When I lived in Germany I played basketball for the base and I for high school I played volleyball. I was in band, I played flute. When we moved back to Texas my junior year and I marched and my senior year I did debate. We traveled in groups and when we did UIL contests and there was one where we did impromptu acting and there was a group of five.The fifth person was out sick and they needed a fifth person to slide into that slot. I was done debating for the day, and so they came to me and said they needed me to slide in. Never done it before, had a blast, everything was just off the cuff and we made it to the semifinals. It was pretty cool.

Was it difficult to move around so much as a teenager?

Parts of it was hard. Leaving your friends was hard, but my mom was absolutely phenomenal during the moves. Every time we moved she had a game that she put in the suitcase- we wouldn’t get our stuff for maybe 2 months because you’re waiting for it to get shipped overseas, and so you’d be without your stuff so my mom would always pack a game and a bag of Hershey’s kisses and wherever we were that first night we played games and ate Hershey’s kisses. And that was how we were introduced to the new place.

What was your favorite memory from high school?

My senior year in high school in my Spanish class Mrs. Lutz had to take emergency leave and was gone for a period of time. We had a sub and she had given us these posters that had forty words on it with the picture and spanish word and there were four or five of those posters and we were supposed to pass them around during class and write down the words. The next day we went into class and the sub said we were taking a test over the words and I laid my pencil down and said “No, I refuse.” It wasn’t just me, the whole class started rebelling, and everyone in that room laid their pencils down and refused. We refused to take the test and the sub got the vice principal and he came in there and said that the next day we would take our test and I looked at him and said “no I’m not, not everyone had the chance to get all of the words.” The next day the sub handed out the test and I laid my pencil down and everyone else laid their pencils down.I had to talk to the principal and told him what happened and he said that he understood and that none of us had to take the test. That was probably the coolest moment when you realized that we had a right to protest if you thought something was unjust, but we weren’t disrespectful, it was just a matter of no it isn’t right.

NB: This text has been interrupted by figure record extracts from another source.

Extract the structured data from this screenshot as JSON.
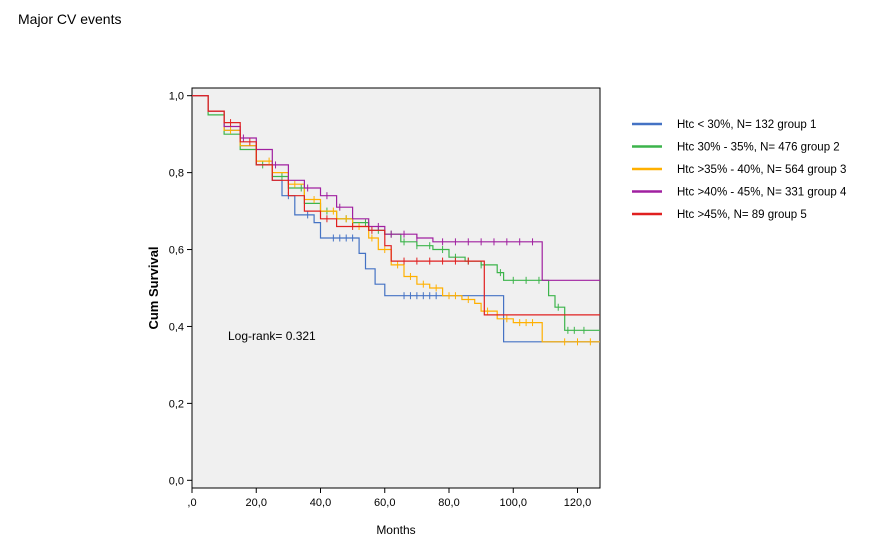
{
  "page": {
    "title": "Major CV events"
  },
  "colors": {
    "plot_bg": "#f0f0f0",
    "axis": "#000000"
  },
  "chart_data": {
    "type": "line",
    "subtype": "kaplan-meier step curves with censoring marks",
    "title": "Major CV events",
    "xlabel": "Months",
    "ylabel": "Cum Survival",
    "xlim": [
      0,
      127
    ],
    "ylim": [
      -0.02,
      1.02
    ],
    "xticks": [
      0,
      20,
      40,
      60,
      80,
      100,
      120
    ],
    "xtick_labels": [
      ",0",
      "20,0",
      "40,0",
      "60,0",
      "80,0",
      "100,0",
      "120,0"
    ],
    "yticks": [
      0,
      0.2,
      0.4,
      0.6,
      0.8,
      1.0
    ],
    "ytick_labels": [
      "0,0",
      "0,2",
      "0,4",
      "0,6",
      "0,8",
      "1,0"
    ],
    "grid": false,
    "legend_position": "right",
    "annotation": "Log-rank= 0.321",
    "series": [
      {
        "name": "Htc < 30%, N= 132 group 1",
        "color": "#4472c4",
        "steps": [
          [
            0,
            1.0
          ],
          [
            5,
            0.96
          ],
          [
            10,
            0.91
          ],
          [
            15,
            0.87
          ],
          [
            20,
            0.82
          ],
          [
            25,
            0.78
          ],
          [
            28,
            0.74
          ],
          [
            32,
            0.69
          ],
          [
            38,
            0.67
          ],
          [
            40,
            0.63
          ],
          [
            50,
            0.63
          ],
          [
            52,
            0.59
          ],
          [
            54,
            0.55
          ],
          [
            57,
            0.51
          ],
          [
            60,
            0.48
          ],
          [
            96,
            0.48
          ],
          [
            97,
            0.36
          ],
          [
            127,
            0.36
          ]
        ],
        "censor_times": [
          30,
          36,
          44,
          46,
          48,
          50,
          66,
          68,
          70,
          72,
          74,
          76
        ]
      },
      {
        "name": "Htc 30% - 35%, N= 476 group 2",
        "color": "#3cb44b",
        "steps": [
          [
            0,
            1.0
          ],
          [
            5,
            0.95
          ],
          [
            10,
            0.9
          ],
          [
            15,
            0.86
          ],
          [
            20,
            0.82
          ],
          [
            25,
            0.79
          ],
          [
            30,
            0.76
          ],
          [
            35,
            0.72
          ],
          [
            40,
            0.7
          ],
          [
            45,
            0.68
          ],
          [
            50,
            0.67
          ],
          [
            55,
            0.65
          ],
          [
            60,
            0.64
          ],
          [
            65,
            0.62
          ],
          [
            70,
            0.61
          ],
          [
            75,
            0.6
          ],
          [
            80,
            0.58
          ],
          [
            85,
            0.57
          ],
          [
            90,
            0.56
          ],
          [
            95,
            0.54
          ],
          [
            97,
            0.52
          ],
          [
            110,
            0.52
          ],
          [
            111,
            0.48
          ],
          [
            113,
            0.45
          ],
          [
            116,
            0.39
          ],
          [
            127,
            0.39
          ]
        ],
        "censor_times": [
          22,
          28,
          34,
          42,
          48,
          54,
          58,
          62,
          66,
          70,
          74,
          78,
          82,
          86,
          90,
          96,
          100,
          104,
          108,
          114,
          117,
          119,
          122
        ]
      },
      {
        "name": "Htc >35% - 40%, N= 564 group 3",
        "color": "#ffb000",
        "steps": [
          [
            0,
            1.0
          ],
          [
            5,
            0.96
          ],
          [
            10,
            0.91
          ],
          [
            15,
            0.87
          ],
          [
            20,
            0.83
          ],
          [
            25,
            0.8
          ],
          [
            30,
            0.77
          ],
          [
            35,
            0.73
          ],
          [
            40,
            0.7
          ],
          [
            45,
            0.68
          ],
          [
            50,
            0.66
          ],
          [
            55,
            0.63
          ],
          [
            58,
            0.6
          ],
          [
            62,
            0.56
          ],
          [
            66,
            0.53
          ],
          [
            70,
            0.51
          ],
          [
            74,
            0.5
          ],
          [
            78,
            0.48
          ],
          [
            84,
            0.47
          ],
          [
            88,
            0.46
          ],
          [
            90,
            0.44
          ],
          [
            95,
            0.42
          ],
          [
            100,
            0.41
          ],
          [
            108,
            0.41
          ],
          [
            109,
            0.36
          ],
          [
            127,
            0.36
          ]
        ],
        "censor_times": [
          12,
          24,
          32,
          38,
          44,
          48,
          52,
          56,
          60,
          64,
          68,
          72,
          76,
          80,
          82,
          86,
          92,
          98,
          102,
          104,
          106,
          116,
          120,
          124
        ]
      },
      {
        "name": "Htc >40% - 45%, N= 331 group 4",
        "color": "#a020a0",
        "steps": [
          [
            0,
            1.0
          ],
          [
            5,
            0.96
          ],
          [
            10,
            0.92
          ],
          [
            15,
            0.89
          ],
          [
            20,
            0.86
          ],
          [
            25,
            0.82
          ],
          [
            30,
            0.78
          ],
          [
            35,
            0.76
          ],
          [
            40,
            0.74
          ],
          [
            45,
            0.71
          ],
          [
            50,
            0.68
          ],
          [
            55,
            0.66
          ],
          [
            60,
            0.64
          ],
          [
            65,
            0.64
          ],
          [
            70,
            0.63
          ],
          [
            75,
            0.62
          ],
          [
            108,
            0.62
          ],
          [
            109,
            0.52
          ],
          [
            127,
            0.52
          ]
        ],
        "censor_times": [
          16,
          26,
          30,
          36,
          42,
          46,
          58,
          62,
          66,
          70,
          78,
          82,
          86,
          90,
          94,
          98,
          102,
          106
        ]
      },
      {
        "name": "Htc >45%, N= 89 group 5",
        "color": "#e02020",
        "steps": [
          [
            0,
            1.0
          ],
          [
            5,
            0.96
          ],
          [
            10,
            0.93
          ],
          [
            15,
            0.88
          ],
          [
            20,
            0.82
          ],
          [
            25,
            0.78
          ],
          [
            30,
            0.74
          ],
          [
            35,
            0.7
          ],
          [
            40,
            0.68
          ],
          [
            45,
            0.66
          ],
          [
            55,
            0.65
          ],
          [
            60,
            0.61
          ],
          [
            62,
            0.57
          ],
          [
            90,
            0.57
          ],
          [
            91,
            0.43
          ],
          [
            127,
            0.43
          ]
        ],
        "censor_times": [
          12,
          18,
          42,
          50,
          56,
          66,
          70,
          74,
          78,
          82,
          86
        ]
      }
    ]
  }
}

Did you always want to be a teacher?

I’ve always wanted to teach, but I moved around so much with my husband being in the military that starting anything seemed futile because I knew I would be moving in a couple of years. I didn’t want to pick up and restart my degree, so I just didn’t do it. Everything that I learned in these other jobs I think makes me a better teacher. When students look at me, I can give them true business world experiences. When they sit here and tell me that they don’t need to know this procedural writing, I can tell them yes, you do and this is why.